No entanto, este é um Marx estranho a toda e qualquer tradição. A própria vida de Marx foi a expressão desse espírito de autossacrifício em nome de um projeto coletivo de emancipação humana.
Anderson criticou estas conclusões de fundo individualista (e narcisista) extraídas de uma leitura distorcida da obra de Marx. Afirmou aquele autor:
“(…) Quando examinamos os próprios textos de Marx, encontramos em ação uma concepção muito diferente da realidade humana. Para Marx, o eu não é anterior a, mas sim constituído por suas relações com os outros, desde o início: mulheres e homens são indivíduos sociais, cuja sociabilidade não é subsequente, mas sim contemporânea à sua individualidade. Afinal, Marx escreveu que somente ao viver em comunidade com outros, cada indivíduo tem os meios de cultivar seus dons em todas as direções; somente na comunidade, portanto, a liberdade pessoal é possível” (Anderson, 1986: 13).
Continuou ele:
“Assim, a visão de um impulso independente e niilista do eu em direção a um desenvolvimento completamente ilimitado não passa de uma quimera. Antes, o genuíno “desenvolvimento livre de cada um” só pode ser realizado se se efetuar no respeito pelo livre “desenvolvimento de todos”, dada a natureza comum daquilo que constitui um ser humano” (Idem).
As ideologias, individualista e niilista, que impregnavam a obra de Berman eram um reflexo do tempo histórico em que vivia o autor.

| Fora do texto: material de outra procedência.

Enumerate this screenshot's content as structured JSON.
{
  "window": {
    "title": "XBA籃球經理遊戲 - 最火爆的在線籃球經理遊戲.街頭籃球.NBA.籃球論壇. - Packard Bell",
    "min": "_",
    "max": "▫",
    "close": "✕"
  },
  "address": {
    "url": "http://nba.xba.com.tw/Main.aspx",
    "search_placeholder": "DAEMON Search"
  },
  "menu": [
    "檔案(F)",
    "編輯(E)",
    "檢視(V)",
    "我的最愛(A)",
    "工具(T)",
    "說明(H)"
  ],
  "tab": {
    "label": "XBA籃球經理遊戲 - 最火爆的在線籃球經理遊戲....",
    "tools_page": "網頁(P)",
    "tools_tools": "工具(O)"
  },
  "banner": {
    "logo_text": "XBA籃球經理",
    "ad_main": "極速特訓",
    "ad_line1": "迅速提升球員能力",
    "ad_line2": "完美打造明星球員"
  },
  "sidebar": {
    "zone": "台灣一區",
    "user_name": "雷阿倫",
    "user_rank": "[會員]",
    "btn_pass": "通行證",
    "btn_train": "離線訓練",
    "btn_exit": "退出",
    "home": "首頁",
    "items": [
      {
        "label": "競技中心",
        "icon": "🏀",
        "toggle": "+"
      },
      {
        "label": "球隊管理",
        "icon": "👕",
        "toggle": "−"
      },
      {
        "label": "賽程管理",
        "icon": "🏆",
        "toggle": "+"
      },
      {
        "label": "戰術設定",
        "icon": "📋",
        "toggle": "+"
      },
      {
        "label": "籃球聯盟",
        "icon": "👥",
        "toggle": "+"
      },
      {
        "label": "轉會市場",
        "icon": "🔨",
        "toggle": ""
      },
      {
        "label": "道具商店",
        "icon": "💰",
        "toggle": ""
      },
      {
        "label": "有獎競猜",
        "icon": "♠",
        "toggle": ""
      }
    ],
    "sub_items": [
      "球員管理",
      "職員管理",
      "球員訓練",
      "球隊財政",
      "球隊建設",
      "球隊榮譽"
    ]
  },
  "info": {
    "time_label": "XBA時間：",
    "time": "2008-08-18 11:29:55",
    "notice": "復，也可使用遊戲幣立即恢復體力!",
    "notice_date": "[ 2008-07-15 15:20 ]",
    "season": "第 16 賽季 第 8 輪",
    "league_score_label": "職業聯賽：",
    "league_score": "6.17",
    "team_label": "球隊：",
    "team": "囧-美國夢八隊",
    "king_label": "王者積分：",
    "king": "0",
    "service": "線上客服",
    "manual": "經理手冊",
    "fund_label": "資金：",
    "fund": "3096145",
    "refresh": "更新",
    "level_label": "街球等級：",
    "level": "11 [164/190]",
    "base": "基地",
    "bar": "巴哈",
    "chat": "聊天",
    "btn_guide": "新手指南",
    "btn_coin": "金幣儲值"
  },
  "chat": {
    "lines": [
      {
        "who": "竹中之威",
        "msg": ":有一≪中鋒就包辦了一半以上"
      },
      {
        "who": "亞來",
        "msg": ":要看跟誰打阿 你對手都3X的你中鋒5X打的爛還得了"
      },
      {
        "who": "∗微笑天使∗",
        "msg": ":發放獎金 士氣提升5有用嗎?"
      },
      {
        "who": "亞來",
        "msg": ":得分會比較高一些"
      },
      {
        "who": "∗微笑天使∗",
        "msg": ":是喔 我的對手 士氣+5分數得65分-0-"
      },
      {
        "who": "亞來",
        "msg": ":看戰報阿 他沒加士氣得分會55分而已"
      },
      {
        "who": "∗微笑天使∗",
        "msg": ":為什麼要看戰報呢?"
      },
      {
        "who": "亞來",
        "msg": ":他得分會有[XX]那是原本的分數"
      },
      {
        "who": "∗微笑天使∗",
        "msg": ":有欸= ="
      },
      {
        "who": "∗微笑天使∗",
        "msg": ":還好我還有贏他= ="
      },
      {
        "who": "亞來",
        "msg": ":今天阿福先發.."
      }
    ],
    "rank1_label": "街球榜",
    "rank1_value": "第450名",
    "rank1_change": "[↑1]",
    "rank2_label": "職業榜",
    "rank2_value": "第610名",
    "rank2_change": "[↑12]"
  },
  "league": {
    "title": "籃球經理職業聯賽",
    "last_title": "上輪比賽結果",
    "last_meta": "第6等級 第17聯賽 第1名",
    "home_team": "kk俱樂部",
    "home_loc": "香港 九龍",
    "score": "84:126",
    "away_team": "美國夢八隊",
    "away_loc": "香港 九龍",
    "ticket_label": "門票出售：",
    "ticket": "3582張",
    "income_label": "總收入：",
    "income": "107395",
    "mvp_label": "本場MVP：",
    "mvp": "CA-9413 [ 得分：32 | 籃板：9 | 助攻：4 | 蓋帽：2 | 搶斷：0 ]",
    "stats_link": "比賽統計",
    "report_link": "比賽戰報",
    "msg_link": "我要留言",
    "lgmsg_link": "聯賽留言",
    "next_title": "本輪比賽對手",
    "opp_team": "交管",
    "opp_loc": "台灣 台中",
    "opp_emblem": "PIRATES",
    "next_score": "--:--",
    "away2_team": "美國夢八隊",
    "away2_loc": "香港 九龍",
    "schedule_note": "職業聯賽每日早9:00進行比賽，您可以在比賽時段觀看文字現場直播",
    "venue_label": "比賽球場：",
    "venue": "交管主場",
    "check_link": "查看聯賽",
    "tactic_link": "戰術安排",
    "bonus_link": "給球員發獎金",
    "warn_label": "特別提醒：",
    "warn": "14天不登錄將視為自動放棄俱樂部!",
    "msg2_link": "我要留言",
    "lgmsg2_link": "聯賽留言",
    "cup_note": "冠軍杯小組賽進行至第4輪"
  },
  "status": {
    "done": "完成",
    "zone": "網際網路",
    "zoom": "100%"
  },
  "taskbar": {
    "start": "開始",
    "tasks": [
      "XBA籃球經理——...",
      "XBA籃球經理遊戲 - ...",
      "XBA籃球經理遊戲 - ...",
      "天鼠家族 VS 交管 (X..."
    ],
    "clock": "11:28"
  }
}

O início da década de 1980 representava um período de consolidação da vitória do projeto conservador em escala mundial e representava o período de falência dos mais importantes projetos societários alternativos ao capitalismo: os socialismos realmente existentes e a social-democracia. A experiência do socialismo real, por inúmeras razões, começou a fazer água no final dos anos 1960 e conheceu sua crise terminal em fins da década de 1980.
Vários segmentos do pensamento crítico, mesmo aqueles que não compartilhavam de expectativas quanto ao futuro do regime soviético, acabaram, na prática, encarando aquele modelo como “o” socialismo. Tomaram o “socialismo realmente existente” como o “único socialismo possível”. A crise da social-democracia europeia, que acompanhou a ascensão da alternativa neoliberal, deu à crise do pensamento de esquerda cores ainda mais sombrias.
A saída encontrada acabou sendo o abandono do socialismo; mesmo que isso, num primeiro momento, se fizesse sob uma roupagem socialista-libertária. Muitos intelectuais radicais abandonaram o campo do marxismo e partiram para outras direções, muitos atravessaram a linha demarcatória e aderiram de corpo e alma à ideologia hegemônica da época: o neoliberalismo. Fizeram, mas não sem antes passar pelo purgatório do anarquismo, do niilismo e do pós-marxismo. Conceitos como “classes sociais”, “luta de classes”, “imperialismo”, “ideologia”, “poder de Estado”, passaram a ser gradativamente relativizados para logo em seguida ser abandonados. A obra de Berman foi o reflexo desse difícil e tempestuoso período de transição da intelectualidade anticapitalista.